This Sukkot, if you can’t actually make a festival pilgrimage to Jerusalem, you can do so virtually, via the City of David website and educational videos that take you back to the time of King David and the First Temple Period and include the latest, stunning archeological discoveries in Jerusalem.
The Jewish Press recently spoke with Doron Spielman, an oleh from Detroit and vice president of the City of David Foundation, to find out what’s new in the ancient city.
The Jewish Press: First, what exactly is the City of David?
Spielman: Many people erroneously believe the Jerusalem of Biblical times was centered within the walls of the Old City. In fact, the seat of government and the palaces of King David and King Shlomo were located to the immediate south of the Temple Mount, opposite the Dung Gate, in the Kidron Valley. That area today is known as the City of David.
What’s the purpose of the City of David Foundation?

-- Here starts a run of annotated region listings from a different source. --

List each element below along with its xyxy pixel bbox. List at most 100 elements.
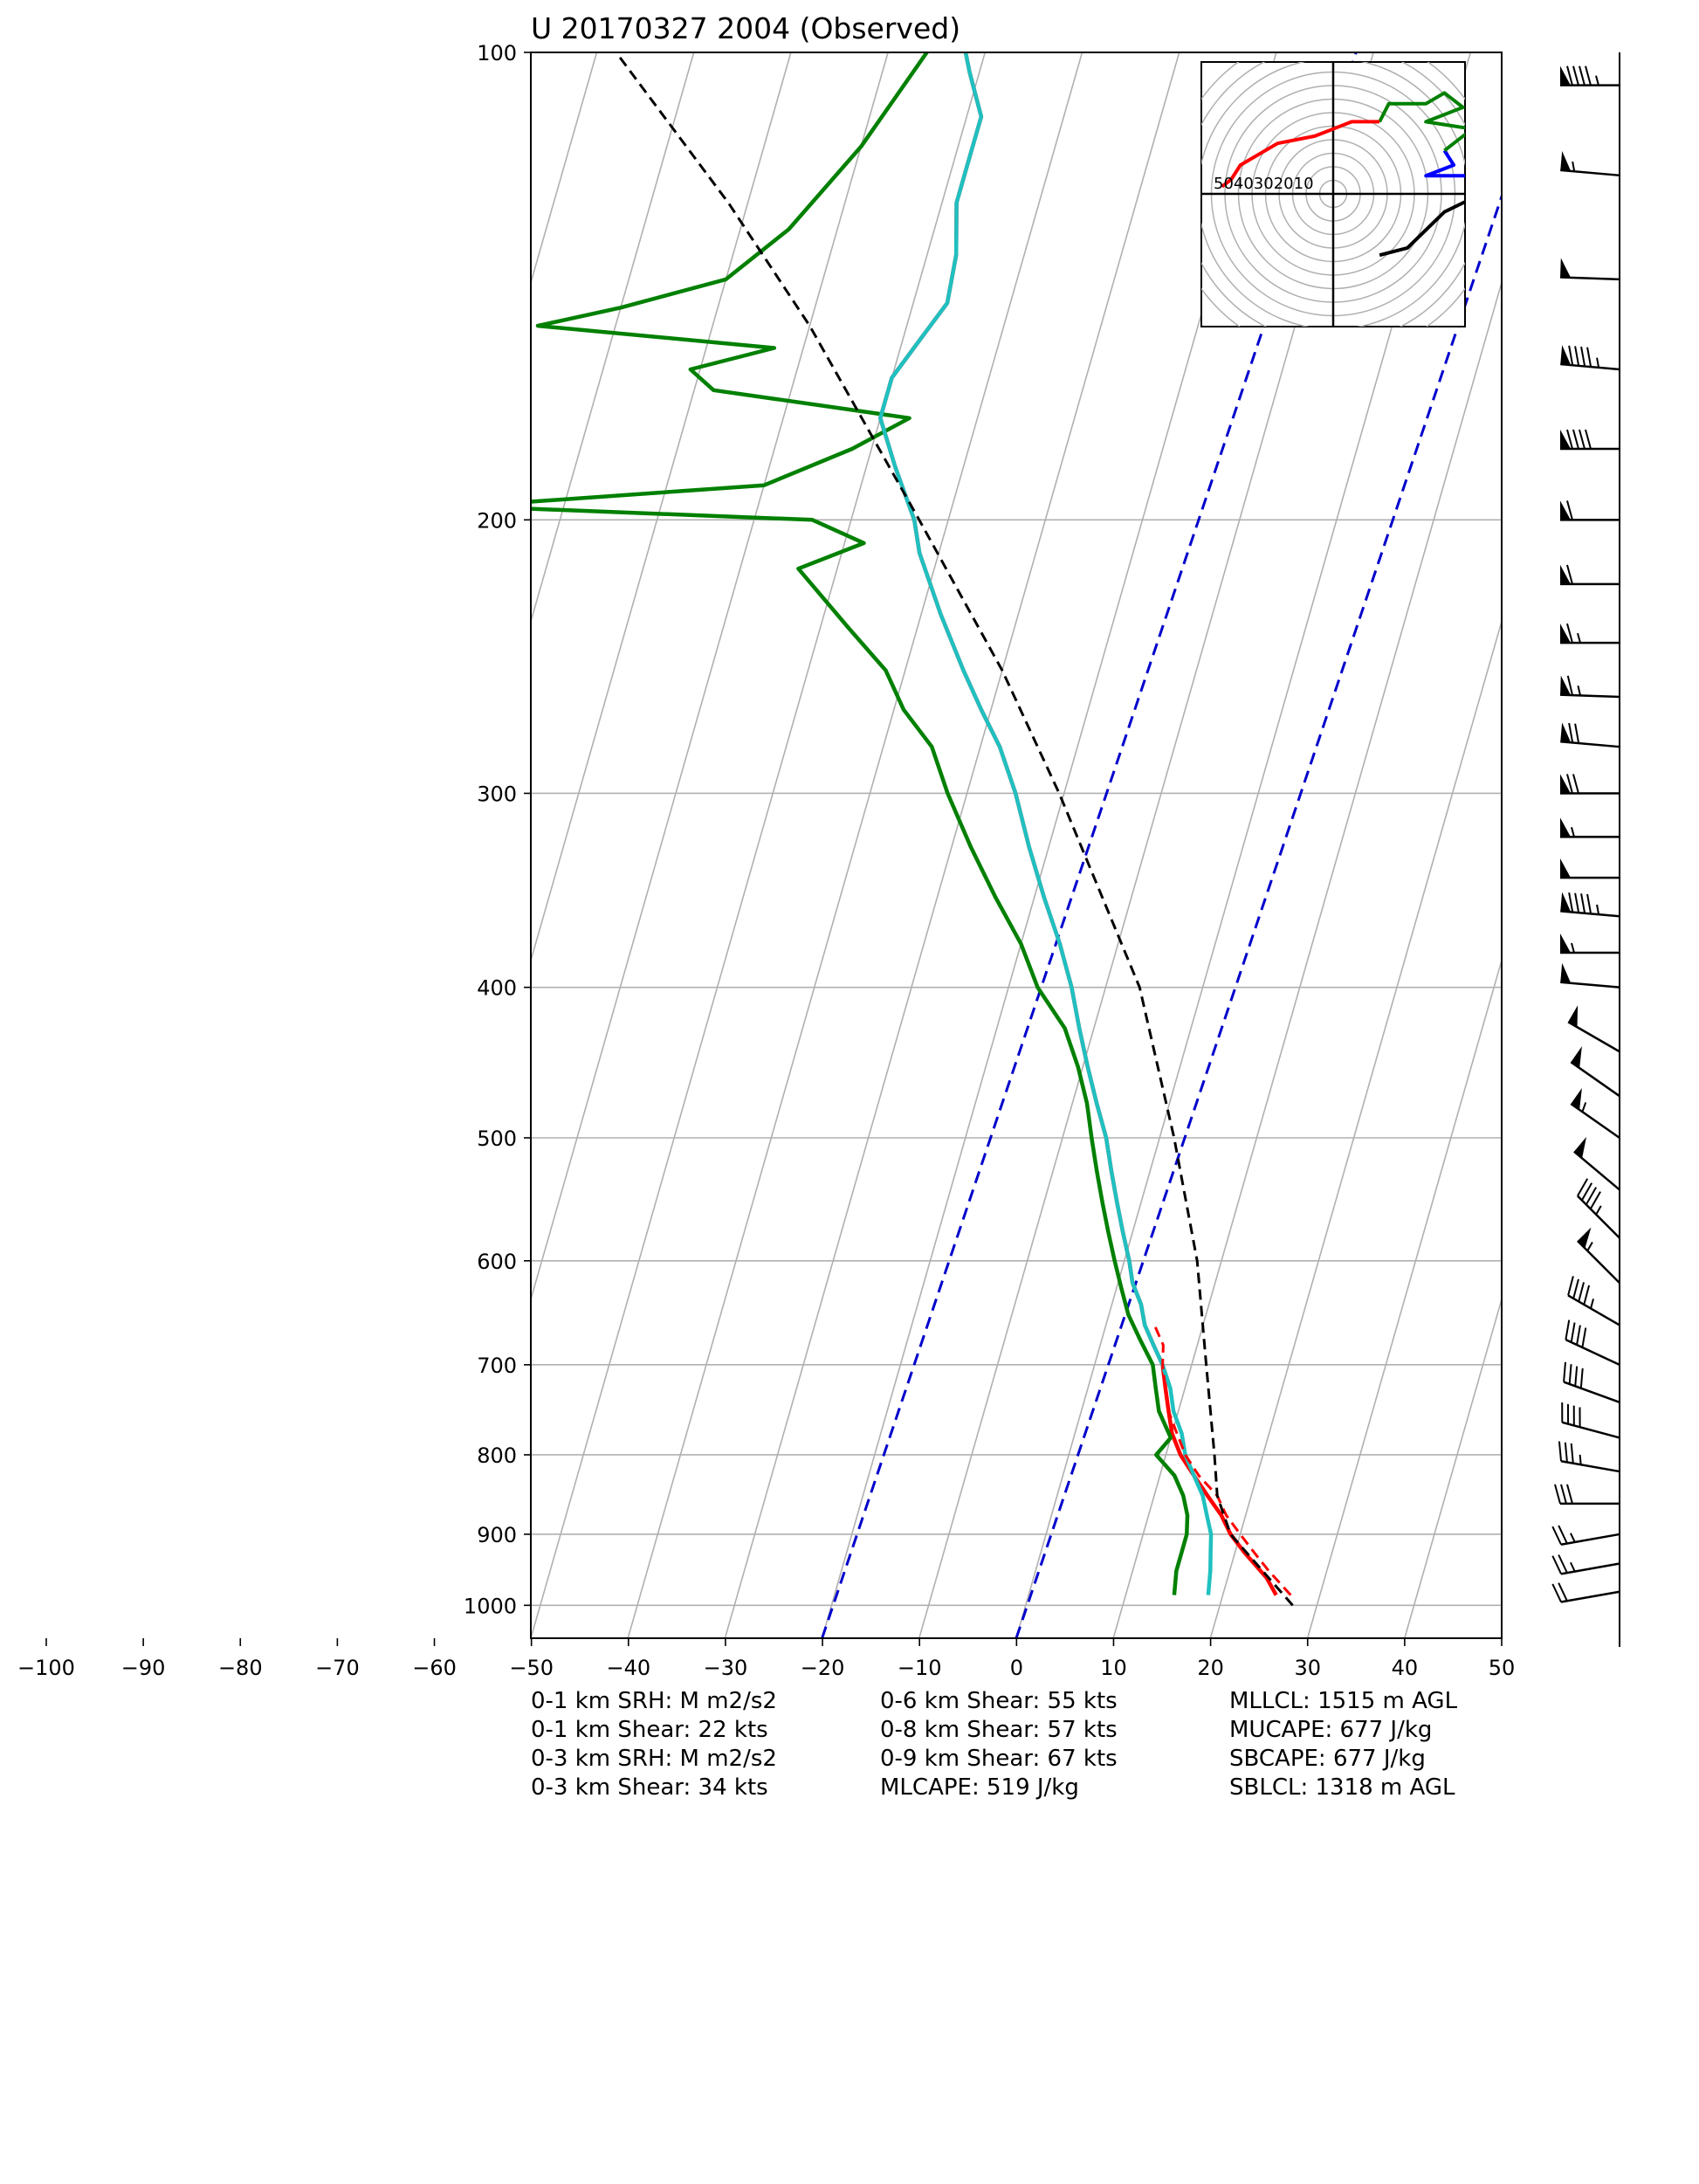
isotherm-gridline [531, 52, 695, 624]
x-tick-label: −40 [606, 1656, 650, 1680]
hodograph: 5040302010 [1200, 61, 1466, 327]
x-tick-label: −90 [121, 1656, 166, 1680]
x-tick-label: 20 [1197, 1656, 1224, 1680]
y-tick-label: 1000 [464, 1594, 517, 1618]
isotherm-gridline [531, 52, 987, 1638]
stats-column-1: 0-1 km SRH: M m2/s2 0-1 km Shear: 22 kts… [531, 1687, 777, 1802]
hodograph-trace [1378, 91, 1465, 152]
hodograph-ring-labels: 5040302010 [1214, 175, 1314, 193]
y-tick-label: 200 [477, 508, 517, 533]
dewpoint-line [531, 52, 1190, 1595]
y-tick-label: 900 [477, 1523, 517, 1547]
y-tick-label: 400 [477, 976, 517, 1001]
hodograph-trace [1221, 120, 1380, 189]
stat-line: SBCAPE: 677 J/kg [1229, 1746, 1426, 1772]
stat-line: SBLCL: 1318 m AGL [1229, 1774, 1455, 1801]
stat-line: 0-1 km Shear: 22 kts [531, 1717, 768, 1743]
stat-line: MUCAPE: 677 J/kg [1229, 1717, 1433, 1743]
stat-line: MLLCL: 1515 m AGL [1229, 1688, 1458, 1714]
stat-line: 0-6 km Shear: 55 kts [880, 1688, 1118, 1714]
wind-barb [1560, 623, 1620, 644]
isotherm-gridline [1404, 1296, 1502, 1638]
isotherm-gridline [1112, 279, 1502, 1638]
isotherm-gridline [724, 52, 1180, 1638]
isotherm-gridline [45, 52, 499, 1638]
isotherm-gridline [0, 52, 111, 1638]
wind-barb [1560, 429, 1620, 451]
wind-barb [1565, 1319, 1620, 1366]
wind-barbs [1551, 52, 1620, 1647]
y-tick-label: 100 [477, 41, 517, 65]
wind-barb [1559, 258, 1620, 281]
isotherm-gridline [1306, 957, 1502, 1638]
isotherm-gridline [531, 52, 598, 286]
wind-barb [1551, 1554, 1620, 1575]
series-group [531, 52, 1294, 1607]
parcel-temperature-line [615, 52, 1294, 1607]
isotherm-gridline [1209, 618, 1502, 1638]
isotherm-gridline [531, 52, 792, 963]
wind-barb [1560, 345, 1620, 371]
stat-line: MLCAPE: 519 J/kg [880, 1774, 1079, 1801]
wind-barb [1561, 1402, 1620, 1439]
wind-barb [1570, 1087, 1620, 1140]
wind-barb [1560, 65, 1620, 86]
x-tick-label: −10 [898, 1656, 942, 1680]
wind-barb [1559, 675, 1620, 699]
wind-barb [1573, 1136, 1620, 1191]
x-tick-label: 50 [1489, 1656, 1516, 1680]
y-tick-label: 800 [477, 1443, 517, 1468]
wind-barb [1560, 500, 1620, 521]
isotherm-gridline [0, 52, 402, 1638]
wind-barb [1560, 858, 1620, 879]
wind-barb [1551, 1582, 1620, 1603]
wind-barb [1560, 774, 1620, 795]
wind-barb [1577, 1227, 1620, 1285]
wind-barb [1560, 722, 1620, 748]
stat-line: 0-1 km SRH: M m2/s2 [531, 1688, 777, 1714]
x-tick-label: 0 [1010, 1656, 1023, 1680]
wind-barb [1560, 962, 1620, 989]
x-tick-label: 30 [1294, 1656, 1321, 1680]
isotherm-gridline [627, 52, 1083, 1638]
x-tick-label: −50 [509, 1656, 554, 1680]
y-tick-label: 600 [477, 1250, 517, 1274]
wind-barb [1570, 1046, 1620, 1098]
stat-line: 0-3 km SRH: M m2/s2 [531, 1746, 777, 1772]
stats-column-2: 0-6 km Shear: 55 kts 0-8 km Shear: 57 kt… [880, 1687, 1118, 1802]
wind-barb [1567, 1005, 1620, 1053]
hodograph-trace [1424, 149, 1465, 178]
x-tick-label: −60 [412, 1656, 457, 1680]
hodograph-trace [1379, 199, 1465, 258]
x-tick-label: −20 [801, 1656, 845, 1680]
wind-barb [1560, 892, 1620, 918]
virtual-temperature-line [878, 52, 1214, 1595]
parcel-virtual-temperature-line [1152, 1324, 1292, 1596]
x-tick-label: 40 [1392, 1656, 1419, 1680]
isotherm-gridline [0, 52, 14, 1638]
chart-title: U 20170327 2004 (Observed) [531, 11, 960, 45]
wind-barb [1560, 817, 1620, 838]
isotherm-gridline [1501, 1636, 1502, 1638]
y-tick-label: 700 [477, 1354, 517, 1378]
isotherm-gridline [531, 52, 889, 1302]
isotherm-gridline [0, 52, 209, 1638]
x-tick-label: −80 [218, 1656, 263, 1680]
x-tick-label: −30 [704, 1656, 748, 1680]
x-tick-label: −100 [17, 1656, 75, 1680]
wind-barb [1577, 1178, 1620, 1239]
isotherm-gridline [0, 52, 306, 1638]
wind-barb [1563, 1361, 1620, 1403]
stat-line: 0-3 km Shear: 34 kts [531, 1774, 768, 1801]
x-tick-label: −70 [315, 1656, 360, 1680]
wind-barb [1551, 1525, 1620, 1546]
x-tick-label: 10 [1100, 1656, 1127, 1680]
wind-barb [1567, 1276, 1620, 1326]
y-tick-label: 500 [477, 1126, 517, 1151]
stat-line: 0-9 km Shear: 67 kts [880, 1746, 1118, 1772]
wind-barb [1560, 564, 1620, 586]
wind-barb [1560, 150, 1620, 177]
stats-column-3: MLLCL: 1515 m AGL MUCAPE: 677 J/kg SBCAP… [1229, 1687, 1457, 1802]
wind-barb [1554, 1484, 1620, 1505]
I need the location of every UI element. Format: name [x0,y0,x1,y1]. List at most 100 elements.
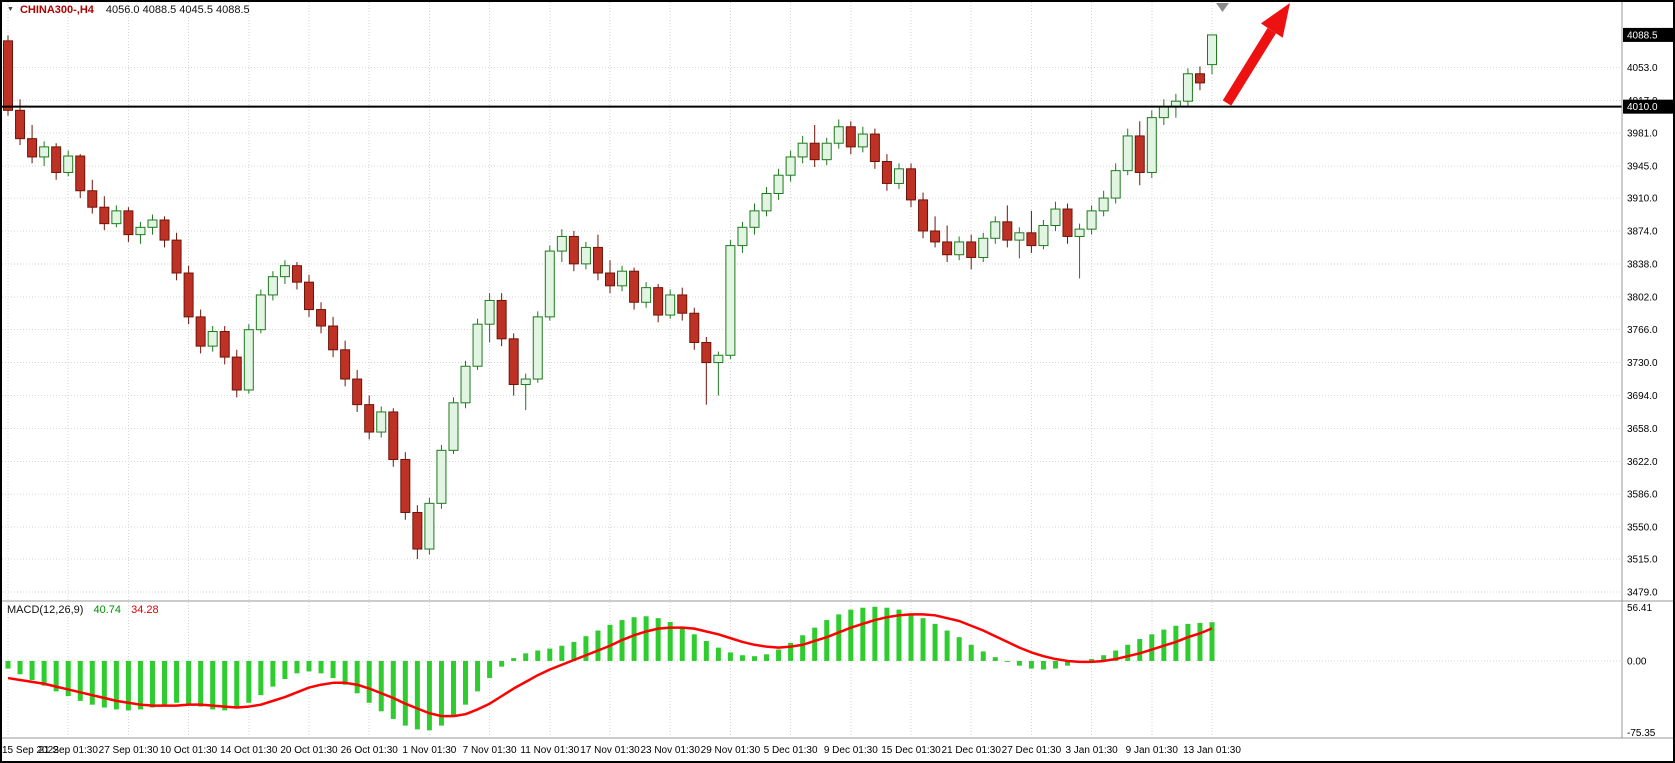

Since 1986, we’ve been working to uncover the ancient site of the City of David via archeological digs in conjunction with the Israel Antiquities Authority. As excavations are completed, the area is opened to tourism to further deepen visitors’ understanding of Jerusalem’s monumental past.
In essence, we are endeavoring to bring the Bible to life. We are working to restore the fallen sukkah of David – meaning, the Kingdom of David. The first step in doing that is to make people recognize how glorious the dynasty of David was. When people visit the site, they are overwhelmed by the history and grandeur of Jewish life in Jerusalem in Biblical times.
Trekking through the ancient tunnels and standing beside the immense archeological discoveries is very often a life-changing experience. This awakening leads to a yearning that our former Jewish greatness be restored.
In Israel, people are familiar with the advertising for Ir David showing children happily splashing in a natural pool. Is that the ancient Shiloach Pool where water was drawn for the Simchat Beit HaSho’evah celebration when the Beit HaMikdash stood?
In ancient times, the Gichon Spring flowed into the Shiloach Pool. In later times, the Byzantines diverted the water and built another pool, directly next to the original pool, some 20 meters away. The pool in the photograph with the children is the Byzantine pool.
The Gichon Spring is the same as it was in the time of the Bible. It was Jerusalem’s main source of water and is mentioned many times in the Tanach. It was actually the site of King Shlomo’s coronation (I Kings 1:35, 45).
Ir David Foundation excavations led to the breathtaking restoration of the Hezekiah Tunnel and Warren’s Shaft, vital parts of the city’s ancient water system. We are currently in the process of restoring Pilgrimage Road, on which the waters of the Gichon Spring were carried to the Temple in the festive Sukkot-time water libation ceremony.
Digging through the rocky mountainside is a slow and careful undertaking, but hopefully it will be opened to the public in two to three years.
What is the latest archeological discovery?
At the beginning of September, we revealed the discovery of ornate column capitals from a royal mansion dating back to the times of the kings of Judah.
Experts agree that the beautiful capitals are the most impressive discovered to date. These stone artifacts are made of soft limestone, with decorative carvings, and among them are capitals of various sizes in the architectural style known as “Proto-Aeolian” – one of the most significant royal building features of the First Temple period and one of the visual symbols of the era.
The importance of this artistic motif as a symbol representing the Kingdoms of Judah and Israel inspired the Bank of Israel to choose it as the image that adorns the five-shekel coin of the State of Israel. Unlike the capitals, which were discovered preserved in excellent condition, the rest of the building was destroyed, probably in the Babylonian destruction of Jerusalem in 586 BCE or thereabouts.
Amazingly, there are still people who try to deny the connection of the Jewish people to ancient Jerusalem. Thank G-d, after a visit to Ir David and its surroundings, their ridiculous contentions are shattered.